Numerical Simulation-Driven Optimization of Investment Casting for Long-Rod Titanium Alloy Components

The relentless pursuit of performance and efficiency in aerospace, maritime, and high-end sporting equipment drives the adoption of advanced materials and manufacturing techniques. Titanium alloys, renowned for their exceptional strength-to-weight ratio, superior corrosion resistance, and biocompatibility, stand at the forefront of this evolution. Among the various shaping processes, the investment casting process offers unparalleled advantages for producing complex, net-shape titanium components with excellent surface finish. This near-net-shape capability is crucial for minimizing costly machining of expensive titanium alloys. However, the unique physical properties of titanium—its low density, high reactivity, and poor fluidity and feeding characteristics under vacuum casting conditions—pose significant challenges. These challenges are acutely manifested in components with extreme geometry, such as long, slender rods with severe sectional thickness variations. Defects like shrinkage porosity, hot tears, and high residual stress are common, often necessitating expensive post-processing like Hot Isostatic Pressing (HIP). This study details a first-person engineering approach to overcoming these challenges for a specific rod-shaped titanium alloy casting, leveraging numerical simulation as the core tool to design, analyze, and optimize the investment casting process, thereby achieving sound castings without the need for HIP.

The subject component, designated for a high-performance application, is a prime example of a geometry that tests the limits of conventional titanium casting wisdom. The core structure is an elongated rod with a length-to-width ratio of approximately 9.3:1. While one end features relatively uniform wall thickness, the critical area lies at the junction between the rod and a flanking feature, where a drastic change in cross-section creates a severe thickness ratio of 10.5:1. The technical specifications mandate ZTC4 alloy (a Chinese equivalent to Ti-6Al-4V), with all surfaces except one machined hole required to be as-cast to a dimensional tolerance of GB/T 6414-2017 CT6. The foremost technical hurdle was to devise an investment casting process that could guarantee the complete absence of shrinkage defects and maintain low residual stress precisely at these critical locations: the machined hole periphery and the root of the thick-section junction, all while forgoing the safety net of HIP treatment.

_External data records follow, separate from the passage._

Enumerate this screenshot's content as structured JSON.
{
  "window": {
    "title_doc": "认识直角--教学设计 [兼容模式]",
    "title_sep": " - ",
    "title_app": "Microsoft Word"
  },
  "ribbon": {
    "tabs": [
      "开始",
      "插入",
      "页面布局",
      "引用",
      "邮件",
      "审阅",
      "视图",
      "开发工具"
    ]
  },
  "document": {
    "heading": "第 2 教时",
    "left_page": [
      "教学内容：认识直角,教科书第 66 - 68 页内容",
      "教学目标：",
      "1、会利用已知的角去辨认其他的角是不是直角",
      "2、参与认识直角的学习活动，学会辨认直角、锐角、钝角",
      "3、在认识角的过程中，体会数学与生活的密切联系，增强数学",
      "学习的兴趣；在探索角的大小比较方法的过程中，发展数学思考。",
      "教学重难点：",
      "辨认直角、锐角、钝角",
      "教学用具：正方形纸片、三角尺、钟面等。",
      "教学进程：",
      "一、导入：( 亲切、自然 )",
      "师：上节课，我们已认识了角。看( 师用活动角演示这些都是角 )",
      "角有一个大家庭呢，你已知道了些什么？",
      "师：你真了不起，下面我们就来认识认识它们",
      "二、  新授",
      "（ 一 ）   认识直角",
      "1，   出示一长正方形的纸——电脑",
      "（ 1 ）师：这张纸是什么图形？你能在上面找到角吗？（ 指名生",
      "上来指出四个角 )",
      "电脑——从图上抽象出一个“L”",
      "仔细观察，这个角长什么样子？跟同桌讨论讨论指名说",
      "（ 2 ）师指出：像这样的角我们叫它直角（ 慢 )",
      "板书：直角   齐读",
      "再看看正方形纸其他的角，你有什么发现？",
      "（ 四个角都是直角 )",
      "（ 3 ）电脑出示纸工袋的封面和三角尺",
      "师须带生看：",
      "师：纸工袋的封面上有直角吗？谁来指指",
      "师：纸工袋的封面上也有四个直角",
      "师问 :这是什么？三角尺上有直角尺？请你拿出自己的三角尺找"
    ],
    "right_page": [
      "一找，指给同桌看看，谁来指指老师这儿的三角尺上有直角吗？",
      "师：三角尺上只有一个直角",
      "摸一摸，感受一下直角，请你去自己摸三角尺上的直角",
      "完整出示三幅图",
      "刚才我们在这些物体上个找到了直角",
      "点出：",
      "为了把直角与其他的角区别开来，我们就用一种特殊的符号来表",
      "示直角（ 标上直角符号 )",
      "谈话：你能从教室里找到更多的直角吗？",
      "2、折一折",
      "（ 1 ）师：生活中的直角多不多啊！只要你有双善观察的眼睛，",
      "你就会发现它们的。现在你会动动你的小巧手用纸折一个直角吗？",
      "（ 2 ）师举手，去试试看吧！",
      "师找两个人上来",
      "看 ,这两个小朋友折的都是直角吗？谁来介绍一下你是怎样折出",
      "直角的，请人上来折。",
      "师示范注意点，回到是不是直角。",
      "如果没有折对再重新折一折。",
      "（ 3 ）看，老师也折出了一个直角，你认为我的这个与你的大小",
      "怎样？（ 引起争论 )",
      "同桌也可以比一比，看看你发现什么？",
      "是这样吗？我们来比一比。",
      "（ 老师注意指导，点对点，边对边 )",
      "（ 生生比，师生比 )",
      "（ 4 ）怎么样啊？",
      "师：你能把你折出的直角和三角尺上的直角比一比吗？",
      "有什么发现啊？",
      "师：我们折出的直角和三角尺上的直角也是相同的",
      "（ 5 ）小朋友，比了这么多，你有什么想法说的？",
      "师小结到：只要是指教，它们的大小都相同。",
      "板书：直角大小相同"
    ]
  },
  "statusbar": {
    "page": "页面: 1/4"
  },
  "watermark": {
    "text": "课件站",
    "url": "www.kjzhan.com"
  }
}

Traditional approaches to the investment casting process for such geometries often rely on directional solidification principles, aiming to create a steep thermal gradient. An initial process scheme (Scheme 1) was designed based on this theory. The pattern assembly was oriented vertically, with the thicker end placed at the top. A top-gating system was employed, where the ingate also acted as a feeding riser. To counteract potential distortion, stabilizing ribs were added to the thin ends of the rod. The gating system was designed with an open ratio (Sprue:Runner:Ingate) of 1:1.02:2.06 to facilitate rapid filling and establish a strong thermal gradient. Concurrently, an alternative philosophy was explored. Scheme 2 was designed based on the theory of equilibrium solidification, which emphasizes shorter feeding paths and more uniform thermal distribution to reduce stress. Here, the rod was positioned horizontally. Multiple ingates were placed laterally at both ends of the rod component to shorten the metal flow and feeding distance. The gating ratio was adjusted to 1:1.02:1.5. The core challenge was to predict which investment casting process philosophy would yield a defect-free part. This is where numerical simulation transitioned from a supportive tool to the central decision-making platform.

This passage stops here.